According to yet another early Muslim, he “had a broad face with reddish (wide) eyes, and lean heels.” Still another reported that he had “fleshy palms and fleshy feet” and was “of handsome face. I never saw anyone like him after him.”Between his shoulders was the mole that was supposedly a sign that he would be a prophet. One Muslim described this “seal of prophethood” as “resembling a fist…and round about it there were moles as if they were warts.” Later in life, when his hair and beard started to turn grey, he began to dye them with henna, telling his followers: “Verily the best thing with which you can change the colour of hair is al-henna and indigo….Dye your gray hair but do not resemble the Jews and the Christians,” who used black dye. It is not uncommon today for Muslims to dye their beards with henna in imitation of their prophet.

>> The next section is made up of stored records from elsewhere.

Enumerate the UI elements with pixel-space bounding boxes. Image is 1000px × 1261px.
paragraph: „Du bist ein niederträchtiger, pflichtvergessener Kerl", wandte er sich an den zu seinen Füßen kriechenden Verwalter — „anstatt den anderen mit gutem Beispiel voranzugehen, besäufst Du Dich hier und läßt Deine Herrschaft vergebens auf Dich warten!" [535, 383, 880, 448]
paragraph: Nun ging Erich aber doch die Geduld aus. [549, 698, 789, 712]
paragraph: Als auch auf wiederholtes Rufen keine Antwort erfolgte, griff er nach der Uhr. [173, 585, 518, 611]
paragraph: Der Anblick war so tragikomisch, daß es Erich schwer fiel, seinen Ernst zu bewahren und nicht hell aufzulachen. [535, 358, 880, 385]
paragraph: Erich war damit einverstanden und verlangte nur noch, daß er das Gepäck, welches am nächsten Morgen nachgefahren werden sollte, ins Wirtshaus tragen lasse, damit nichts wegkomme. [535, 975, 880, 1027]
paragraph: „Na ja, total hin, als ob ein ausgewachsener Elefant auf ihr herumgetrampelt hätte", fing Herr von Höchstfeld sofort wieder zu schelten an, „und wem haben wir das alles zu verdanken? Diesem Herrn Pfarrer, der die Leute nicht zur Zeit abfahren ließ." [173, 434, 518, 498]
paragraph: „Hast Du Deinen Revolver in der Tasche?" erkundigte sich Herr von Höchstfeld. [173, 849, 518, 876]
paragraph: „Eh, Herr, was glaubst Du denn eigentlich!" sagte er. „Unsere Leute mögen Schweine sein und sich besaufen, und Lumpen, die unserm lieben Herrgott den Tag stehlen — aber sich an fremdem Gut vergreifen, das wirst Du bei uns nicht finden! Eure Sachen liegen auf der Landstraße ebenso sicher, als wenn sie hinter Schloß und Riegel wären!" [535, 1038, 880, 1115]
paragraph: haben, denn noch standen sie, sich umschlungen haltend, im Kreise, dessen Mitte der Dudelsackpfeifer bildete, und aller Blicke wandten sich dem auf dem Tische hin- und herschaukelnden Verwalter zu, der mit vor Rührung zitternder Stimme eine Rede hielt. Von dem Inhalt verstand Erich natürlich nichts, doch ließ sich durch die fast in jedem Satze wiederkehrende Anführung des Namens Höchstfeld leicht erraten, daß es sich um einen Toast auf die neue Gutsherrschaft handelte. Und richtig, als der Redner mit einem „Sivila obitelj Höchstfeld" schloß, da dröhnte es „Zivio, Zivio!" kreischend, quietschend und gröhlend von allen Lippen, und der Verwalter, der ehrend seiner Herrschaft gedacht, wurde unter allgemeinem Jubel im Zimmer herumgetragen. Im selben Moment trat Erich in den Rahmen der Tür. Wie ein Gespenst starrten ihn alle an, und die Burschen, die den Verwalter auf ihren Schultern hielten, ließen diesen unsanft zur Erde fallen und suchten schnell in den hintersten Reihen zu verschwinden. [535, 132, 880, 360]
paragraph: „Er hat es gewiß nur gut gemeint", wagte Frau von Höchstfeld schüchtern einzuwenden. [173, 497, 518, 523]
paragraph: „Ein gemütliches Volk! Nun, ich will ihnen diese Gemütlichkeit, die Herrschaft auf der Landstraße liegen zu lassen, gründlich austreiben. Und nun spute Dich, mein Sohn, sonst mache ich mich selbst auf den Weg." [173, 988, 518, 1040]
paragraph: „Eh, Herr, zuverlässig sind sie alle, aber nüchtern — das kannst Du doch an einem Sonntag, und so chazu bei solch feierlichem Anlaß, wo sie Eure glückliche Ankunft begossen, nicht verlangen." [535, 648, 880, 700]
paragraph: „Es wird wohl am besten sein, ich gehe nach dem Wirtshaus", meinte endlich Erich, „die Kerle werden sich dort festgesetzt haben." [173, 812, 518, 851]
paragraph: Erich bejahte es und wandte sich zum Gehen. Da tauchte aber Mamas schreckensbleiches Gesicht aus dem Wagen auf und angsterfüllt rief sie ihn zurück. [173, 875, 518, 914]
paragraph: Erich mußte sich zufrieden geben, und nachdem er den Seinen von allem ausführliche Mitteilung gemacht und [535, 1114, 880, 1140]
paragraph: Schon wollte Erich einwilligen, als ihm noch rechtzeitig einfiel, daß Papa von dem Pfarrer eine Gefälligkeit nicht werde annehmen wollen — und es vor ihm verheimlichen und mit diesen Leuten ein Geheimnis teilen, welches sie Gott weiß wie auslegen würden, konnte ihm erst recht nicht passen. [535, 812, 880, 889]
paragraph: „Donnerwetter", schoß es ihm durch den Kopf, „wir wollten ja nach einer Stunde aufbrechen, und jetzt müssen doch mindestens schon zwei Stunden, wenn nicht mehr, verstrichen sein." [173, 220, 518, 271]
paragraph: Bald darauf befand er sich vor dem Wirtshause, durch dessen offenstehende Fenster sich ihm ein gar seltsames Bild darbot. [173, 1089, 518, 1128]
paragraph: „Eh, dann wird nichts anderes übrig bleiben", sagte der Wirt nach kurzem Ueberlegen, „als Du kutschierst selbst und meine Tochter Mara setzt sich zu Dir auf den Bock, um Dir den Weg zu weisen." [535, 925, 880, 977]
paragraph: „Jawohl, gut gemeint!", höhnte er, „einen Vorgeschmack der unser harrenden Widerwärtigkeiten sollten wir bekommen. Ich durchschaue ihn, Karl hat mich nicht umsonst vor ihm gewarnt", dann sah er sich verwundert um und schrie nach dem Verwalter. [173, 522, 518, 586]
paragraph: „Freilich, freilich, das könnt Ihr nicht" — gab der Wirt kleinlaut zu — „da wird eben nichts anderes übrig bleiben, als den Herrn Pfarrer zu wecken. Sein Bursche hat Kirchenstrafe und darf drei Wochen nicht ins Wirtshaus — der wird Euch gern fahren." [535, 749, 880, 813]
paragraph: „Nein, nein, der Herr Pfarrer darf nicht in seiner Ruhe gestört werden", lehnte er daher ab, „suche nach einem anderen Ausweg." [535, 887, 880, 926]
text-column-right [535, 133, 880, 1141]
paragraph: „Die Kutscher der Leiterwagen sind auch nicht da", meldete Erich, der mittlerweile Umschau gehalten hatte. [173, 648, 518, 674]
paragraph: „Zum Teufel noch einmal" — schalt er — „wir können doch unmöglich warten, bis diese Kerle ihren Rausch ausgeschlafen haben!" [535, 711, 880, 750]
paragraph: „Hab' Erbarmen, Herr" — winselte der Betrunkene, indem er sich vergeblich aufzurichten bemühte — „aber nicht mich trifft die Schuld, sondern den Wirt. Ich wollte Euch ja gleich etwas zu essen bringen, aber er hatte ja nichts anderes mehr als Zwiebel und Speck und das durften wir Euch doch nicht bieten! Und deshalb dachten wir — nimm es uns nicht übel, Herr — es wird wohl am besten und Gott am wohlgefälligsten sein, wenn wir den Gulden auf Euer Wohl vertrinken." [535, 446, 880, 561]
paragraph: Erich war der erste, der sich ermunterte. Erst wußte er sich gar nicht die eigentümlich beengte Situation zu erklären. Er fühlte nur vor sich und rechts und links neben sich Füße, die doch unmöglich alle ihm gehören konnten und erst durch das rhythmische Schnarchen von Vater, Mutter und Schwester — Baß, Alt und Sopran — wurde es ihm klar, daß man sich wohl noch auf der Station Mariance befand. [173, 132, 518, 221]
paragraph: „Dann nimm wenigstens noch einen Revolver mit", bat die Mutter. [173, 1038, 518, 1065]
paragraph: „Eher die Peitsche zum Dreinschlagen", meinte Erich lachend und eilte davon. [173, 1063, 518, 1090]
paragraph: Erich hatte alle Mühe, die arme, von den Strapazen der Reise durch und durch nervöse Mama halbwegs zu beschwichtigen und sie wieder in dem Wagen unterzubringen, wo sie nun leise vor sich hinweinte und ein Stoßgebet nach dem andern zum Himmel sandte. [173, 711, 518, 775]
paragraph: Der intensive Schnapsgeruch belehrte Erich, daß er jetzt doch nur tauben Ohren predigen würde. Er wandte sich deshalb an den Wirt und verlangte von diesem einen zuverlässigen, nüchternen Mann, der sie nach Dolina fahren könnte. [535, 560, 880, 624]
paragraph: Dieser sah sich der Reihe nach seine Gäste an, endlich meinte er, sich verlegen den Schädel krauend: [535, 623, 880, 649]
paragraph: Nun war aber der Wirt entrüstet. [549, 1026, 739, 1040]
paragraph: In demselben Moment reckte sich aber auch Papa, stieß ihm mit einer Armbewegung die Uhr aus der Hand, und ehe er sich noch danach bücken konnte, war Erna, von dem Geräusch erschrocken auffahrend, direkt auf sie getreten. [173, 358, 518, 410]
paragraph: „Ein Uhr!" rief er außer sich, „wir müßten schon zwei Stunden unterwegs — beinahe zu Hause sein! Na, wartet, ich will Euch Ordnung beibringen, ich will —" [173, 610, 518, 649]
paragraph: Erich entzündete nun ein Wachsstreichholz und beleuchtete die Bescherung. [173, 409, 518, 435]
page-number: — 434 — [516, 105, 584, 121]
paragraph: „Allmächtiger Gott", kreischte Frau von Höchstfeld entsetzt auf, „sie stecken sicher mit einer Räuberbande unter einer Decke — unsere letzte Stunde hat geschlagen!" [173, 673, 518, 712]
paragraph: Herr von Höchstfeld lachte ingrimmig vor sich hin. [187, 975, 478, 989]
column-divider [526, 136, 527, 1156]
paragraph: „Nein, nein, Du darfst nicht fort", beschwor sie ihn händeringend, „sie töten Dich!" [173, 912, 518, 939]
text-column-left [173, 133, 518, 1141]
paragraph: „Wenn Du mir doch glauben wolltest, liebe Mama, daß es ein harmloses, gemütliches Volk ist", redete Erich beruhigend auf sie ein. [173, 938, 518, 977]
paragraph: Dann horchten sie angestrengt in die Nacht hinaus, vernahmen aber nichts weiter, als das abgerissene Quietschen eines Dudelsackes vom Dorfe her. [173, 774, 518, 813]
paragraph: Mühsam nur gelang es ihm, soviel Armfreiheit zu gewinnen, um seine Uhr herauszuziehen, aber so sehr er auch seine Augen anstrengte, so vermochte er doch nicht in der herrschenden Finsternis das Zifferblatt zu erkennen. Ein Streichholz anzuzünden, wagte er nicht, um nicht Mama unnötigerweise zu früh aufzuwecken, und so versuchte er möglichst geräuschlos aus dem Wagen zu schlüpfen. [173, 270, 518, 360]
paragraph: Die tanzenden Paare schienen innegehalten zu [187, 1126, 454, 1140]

Muhammad would declare himself a prophet of Allah — whom he proclaimed to be the one true god — when he was about forty years old. At the very beginning, however, he was much less clear than he ultimately became about what was happening to him.
According to an account by Aisha, the young woman who much later would become his favorite wife, Muhammad was chosen as a prophet after devoting himself to long periods of prayer. One night during the month of Ramadan he was rapt in prayer when he had a vision:
The commencement of the (Divine) Revelation to Allah’s Messenger was in the form of good righteous (true) dreams which came true like bright daylight. (And then the love of seclusion was bestowed upon him.) He used to go in seclusion (in the cave of) Hira where he used to worship (Allah alone) continuously for many (days and) nights…till suddenly the Truth descended upon him while he was in the cave of Hira.
Muhammad could not at first identify the source of the dreams or “the Truth” that descended upon him. It was not until some time later that he came to believe that he was being visited by the angel Gabriel, sent from Allah. Muhammad’s ninth-century biographer Ibn Sa‘d records a Muslim tradition asserting that an angel named Seraphel originally visited Muhammad, and was replaced by Gabriel after three years. He also records the fact that “the learned and those versed in Sirah literature” contradicted this tradition, and maintained that only Gabriel ever appeared to Muhammad. Nevertheless, it is hard to see how anyone would have gotten the idea that another angel was involved with Muhammad if he had been absolutely certain from the first moment that it was Gabriel.
In any case, the angel came to Muhammad and commanded him to read and recite what he read. Muhammad replied, ‘I do not know how to read.’” The spiritual being, however, would brook no objections. He pressed his will upon Muhammad in a terrifying fashion:
(The Prophet added), “The angel caught me (forcefully) and pressed me so hard that I could not bear it anymore. He then released me and again asked me to read, and I replied, ‘I do not know how to read.’ Thereupon he caught me again and pressed me a second time till I could not bear it anymore. He then released me and asked me again to read, but again I replied, ‘I do not know how to read (or, what shall I read?).’ Thereupon he caught me for the third time and pressed me and then released me and said, ‘Read! In the Name of your Lord, Who has created (all that exists). Has created man from a clot. Read! And Your Lord is Most Generous . . . [unto] . . . that which he knew not.’ (V. 96:5)”
This is the famous first revelation of the Qur’an, now found as sura 96:1-5. It began what Muhammad represented as a series of messages from Allah; they would continue off and on for the next twenty-three years—the rest of Muhammad’s life. His followers committed them to memory and wrote them on whatever was available; after his death they were collected into the Qur’an.